Kenya and the other member states of the East African Community are now greatly outperforming the economies of most countries in the sub-Saharan region, the International Monetary Fund said in a recent report.

The economic expansion rate for the region as a whole dropped to 1.4% last year, the IMF found. That was the slowest rate in more than 20 years and below the level needed to keep pace with a burgeoning population growth, AllAfrica reported.

The IMF regional survey presents a generally bleak appraisal that runs counter to the “Africa Rising” narrative that has taken hold in recent years.

A weak recovery of 2.6% growth rate is expected this year, but “the sub-Saharan African economic outlook remains clouded,” the IMF said.

The anticipated uptick will mainly result from one-off factors in a few countries–“a recovery in oil production in Nigeria, higher public spending ahead of the elections in Angola, and the fading of drought effects in South Africa”, the global financial institution predicted.

“The outlook is also clouded by the incidence of drought, pests and security issues,” the report added. It noted that the economy of war-ravaged and hunger-plagued South Sudan, for example, contracted by nearly 14% last year.

The poor overall performance is partly attributed to “a very substantial commodity price shock”. The steep downturn in the global oil market produced negative growth in Nigeria’s economy, the largest in the region.

The IMF also pointed to a failure by commodity-exporting countries to make economic policy adjustments in a timely manner. Their inadequate response “is leading to higher public debt, creating uncertainty, holding back investment and risks generating even deeper difficulties in the future”, the report warned.

The fund offered a much sunnier assessment of the EAC countries–Kenya, Rwanda, Tanzania and Uganda–which are all expected to sustain annual growth rates of 5% or higher. The comparative strength of the EAC members’ economies is due in large measure to public spending and investments in infrastructure, the IMF said.

Lower oil prices, improved tea and horticulture exports, and increased remittance inflows are also benefitting Kenya’s economy, Benedict Clements, the IMF mission chief for Kenya, wrote in an emailed response to follow-up questions posed by The Nation daily.
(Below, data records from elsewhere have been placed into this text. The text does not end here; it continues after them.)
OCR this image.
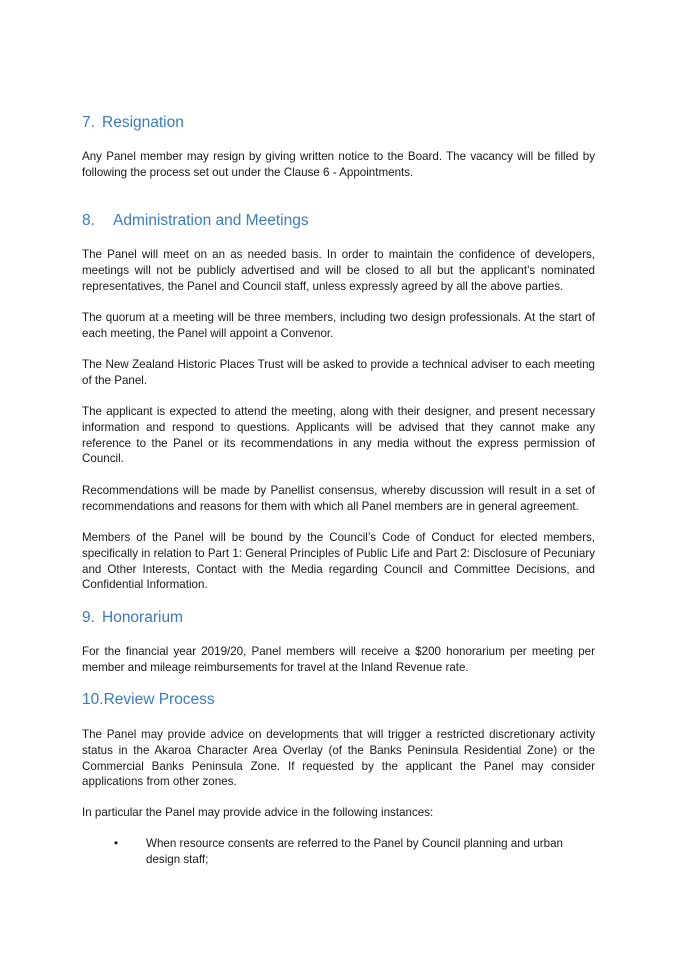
7. Resignation

Any Panel member may resign by giving written notice to the Board. The vacancy will be filled by following the process set out under the Clause 6 - Appointments.

8. Administration and Meetings

The Panel will meet on an as needed basis. In order to maintain the confidence of developers, meetings will not be publicly advertised and will be closed to all but the applicant’s nominated representatives, the Panel and Council staff, unless expressly agreed by all the above parties.

The quorum at a meeting will be three members, including two design professionals. At the start of each meeting, the Panel will appoint a Convenor.

The New Zealand Historic Places Trust will be asked to provide a technical adviser to each meeting of the Panel.

The applicant is expected to attend the meeting, along with their designer, and present necessary information and respond to questions. Applicants will be advised that they cannot make any reference to the Panel or its recommendations in any media without the express permission of Council.

Recommendations will be made by Panellist consensus, whereby discussion will result in a set of recommendations and reasons for them with which all Panel members are in general agreement.

Members of the Panel will be bound by the Council’s Code of Conduct for elected members, specifically in relation to Part 1: General Principles of Public Life and Part 2: Disclosure of Pecuniary and Other Interests, Contact with the Media regarding Council and Committee Decisions, and Confidential Information.

9. Honorarium

For the financial year 2019/20, Panel members will receive a $200 honorarium per meeting per member and mileage reimbursements for travel at the Inland Revenue rate.

10.Review Process

The Panel may provide advice on developments that will trigger a restricted discretionary activity status in the Akaroa Character Area Overlay (of the Banks Peninsula Residential Zone) or the Commercial Banks Peninsula Zone. If requested by the applicant the Panel may consider applications from other zones.

In particular the Panel may provide advice in the following instances:

• When resource consents are referred to the Panel by Council planning and urban design staff;
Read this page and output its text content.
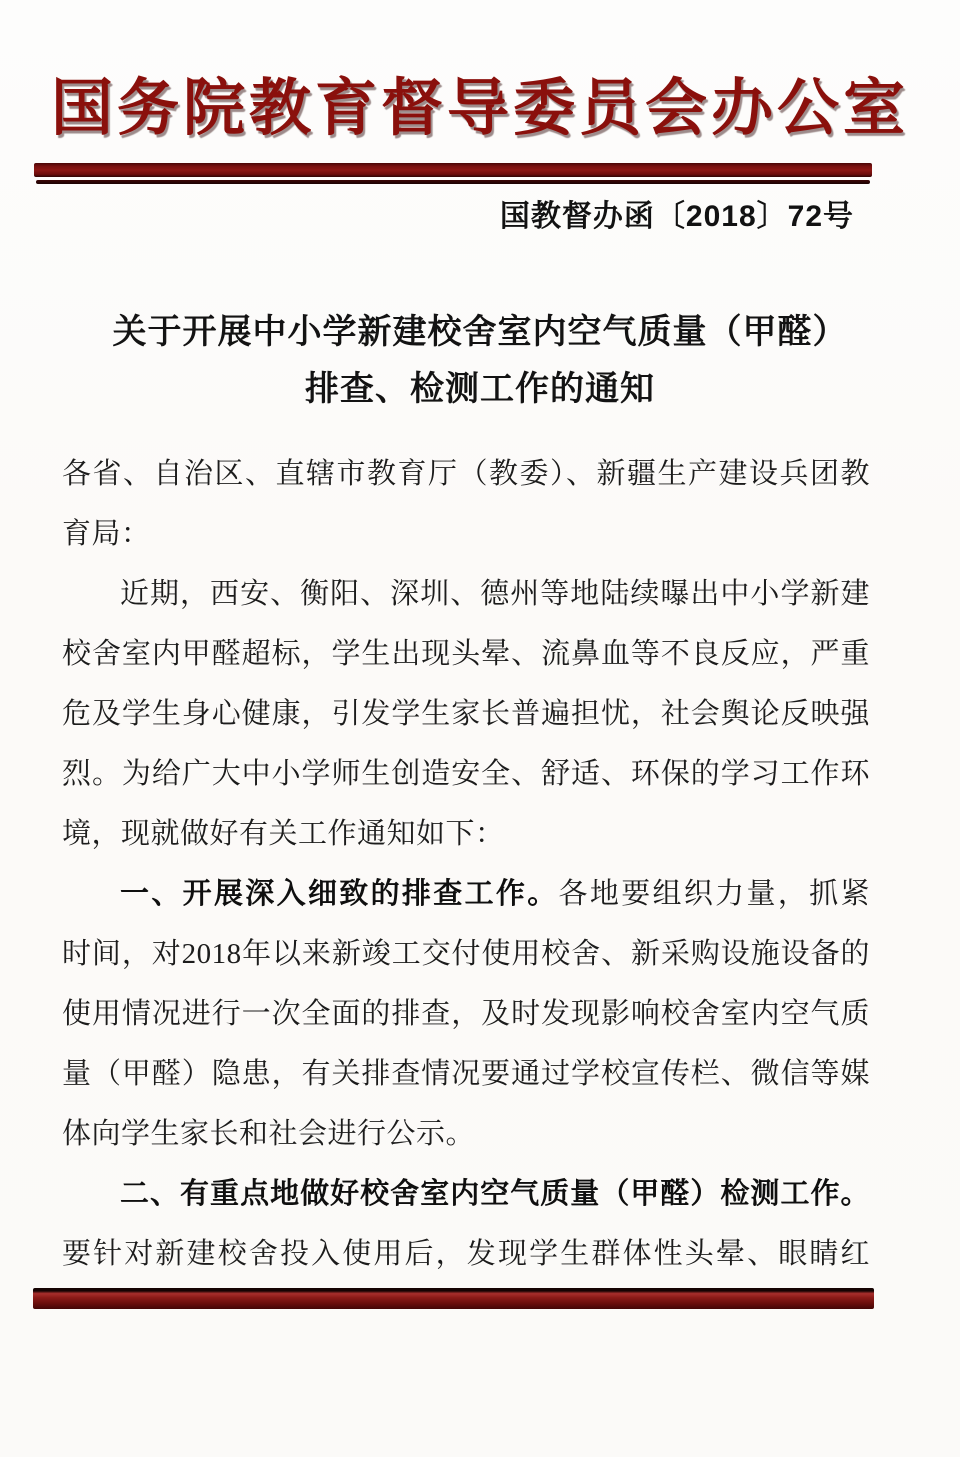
国务院教育督导委员会办公室
国教督办函〔2018〕72号
关于开展中小学新建校舍室内空气质量（甲醛）
排查、检测工作的通知
各省、自治区、直辖市教育厅（教委）、新疆生产建设兵团教
育局：
近期，西安、衡阳、深圳、德州等地陆续曝出中小学新建
校舍室内甲醛超标，学生出现头晕、流鼻血等不良反应，严重
危及学生身心健康，引发学生家长普遍担忧，社会舆论反映强
烈。为给广大中小学师生创造安全、舒适、环保的学习工作环
境，现就做好有关工作通知如下：
一、开展深入细致的排查工作。各地要组织力量，抓紧
时间，对2018年以来新竣工交付使用校舍、新采购设施设备的
使用情况进行一次全面的排查，及时发现影响校舍室内空气质
量（甲醛）隐患，有关排查情况要通过学校宣传栏、微信等媒
体向学生家长和社会进行公示。
二、有重点地做好校舍室内空气质量（甲醛）检测工作。
要针对新建校舍投入使用后，发现学生群体性头晕、眼睛红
“The Kenyan economy has continued to perform well, with real GDP growth reaching 5.8% in 2016,” Clements pointed out. “Growth is expected to slow to 5.3% in 2017, reflecting, in part, the slowdown in credit, which has been aggravated by the interest rate caps.”

The IMF report, however, criticized the government’s decision to put a ceiling on lending rates at four percentage points above the central bank rate.